I'm pretty sure my mom is dying and we don’t know if she’s going to make it long. A doctor told us she will probably not and she wants us to start talking about funerals. I’m so afraid of life right now, please write something for me.
THIRTEEN AND I DON’T WANT TO LOSE MY MOM
The sun is coming up over the green hills of Crenshaw County right now. Rutledge, Alabama, isn’t far away from me.
Have you ever been to Crenshaw County? It’s nothing but hayfields, chickenweed, and cattle.
This sun is spectacular. No. It’s breath-stealing. Especially with all this hay around.
There is something about the way hay smells in the morning. It makes me feel a pleasant, heavy feeling in my chest. It makes me feel—how do I put this—very, very small.

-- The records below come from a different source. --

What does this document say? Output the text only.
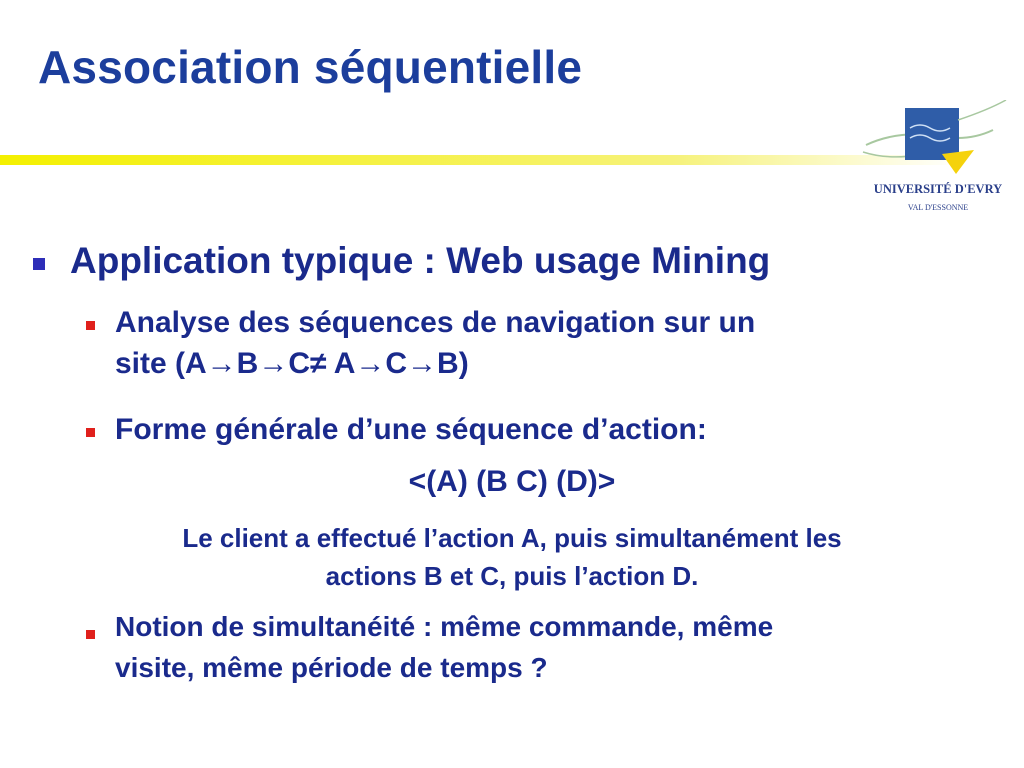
Association séquentielle
UNIVERSITÉ D'EVRY
VAL D'ESSONNE
Application typique : Web usage Mining
Analyse des séquences de navigation sur un
site (A→B→C≠ A→C→B)
Forme générale d’une séquence d’action:
<(A) (B C) (D)>
Le client a effectué l’action A, puis simultanément les
actions B et C, puis l’action D.
Notion de simultanéité : même commande, même
visite, même période de temps ?
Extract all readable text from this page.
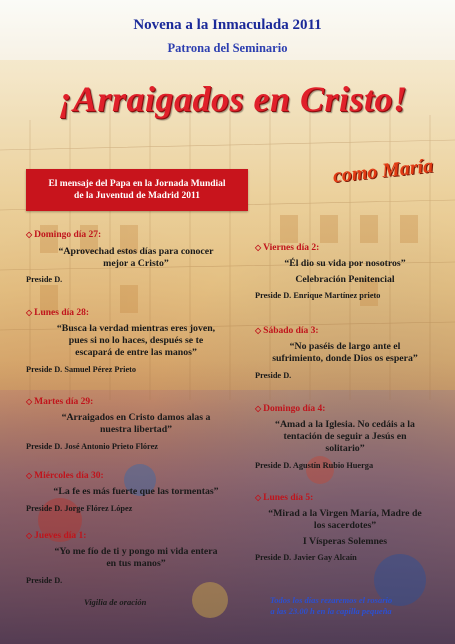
Novena a la Inmaculada 2011
Patrona del Seminario
¡Arraigados en Cristo!
como María
El mensaje del Papa en la Jornada Mundial
de la Juventud de Madrid 2011
◇ Domingo día 27:
“Aprovechad estos días para conocer
mejor a Cristo”
Preside D.
◇ Lunes día 28:
“Busca la verdad mientras eres joven,
pues si no lo haces, después se te
escapará de entre las manos”
Preside D. Samuel Pérez Prieto
◇ Martes día 29:
“Arraigados en Cristo damos alas a
nuestra libertad”
Preside D. José Antonio Prieto Flórez
◇ Miércoles día 30:
“La fe es más fuerte que las tormentas”
Preside D. Jorge Flórez López
◇ Jueves día 1:
“Yo me fío de ti y pongo mi vida entera
en tus manos”
Preside D.
◇ Viernes día 2:
“Él dio su vida por nosotros”
Celebración Penitencial
Preside D. Enrique Martínez prieto
◇ Sábado día 3:
“No paséis de largo ante el
sufrimiento, donde Dios os espera”
Preside D.
◇ Domingo día 4:
“Amad a la Iglesia. No cedáis a la
tentación de seguir a Jesús en
solitario”
Preside D. Agustín Rubio Huerga
◇ Lunes día 5:
“Mirad a la Virgen María, Madre de
los sacerdotes”
I Vísperas Solemnes
Preside D. Javier Gay Alcaín
Vigilia de oración	Todos los días rezaremos el rosario
a las 23.00 h en la capilla pequeña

See, while I write this, I'm looking at seventeen trillion acres of hay bales. I’m on a two-lane highway, I have the windows rolled down.
If that doesn't make you feel small.
And look at all these birds, perched on fence posts, flying in the air. I wish you
were here with me. You might see these birds and think like I'm thinking.
Did you ever wonder how many meals a bird eats? Or: who feeds them? Or: how many meals YOU'VE eaten since you were born?
During my time on earth—and this is only a rough estimate—I’ve eaten fifty or sixty THOUSAND meals.
That’s not even counting boiled peanuts or ice cream.
You heard me right. No matter how sad things get, nor how bad life seems, I am like a bird who manages to find food. Somehow.
Anyway, the sun is getting higher now. It glows orange on the world.
I see a horse. She’s gray, and she's galloping with a colt who's keeping pace behind. You ought to see them, they're poetry.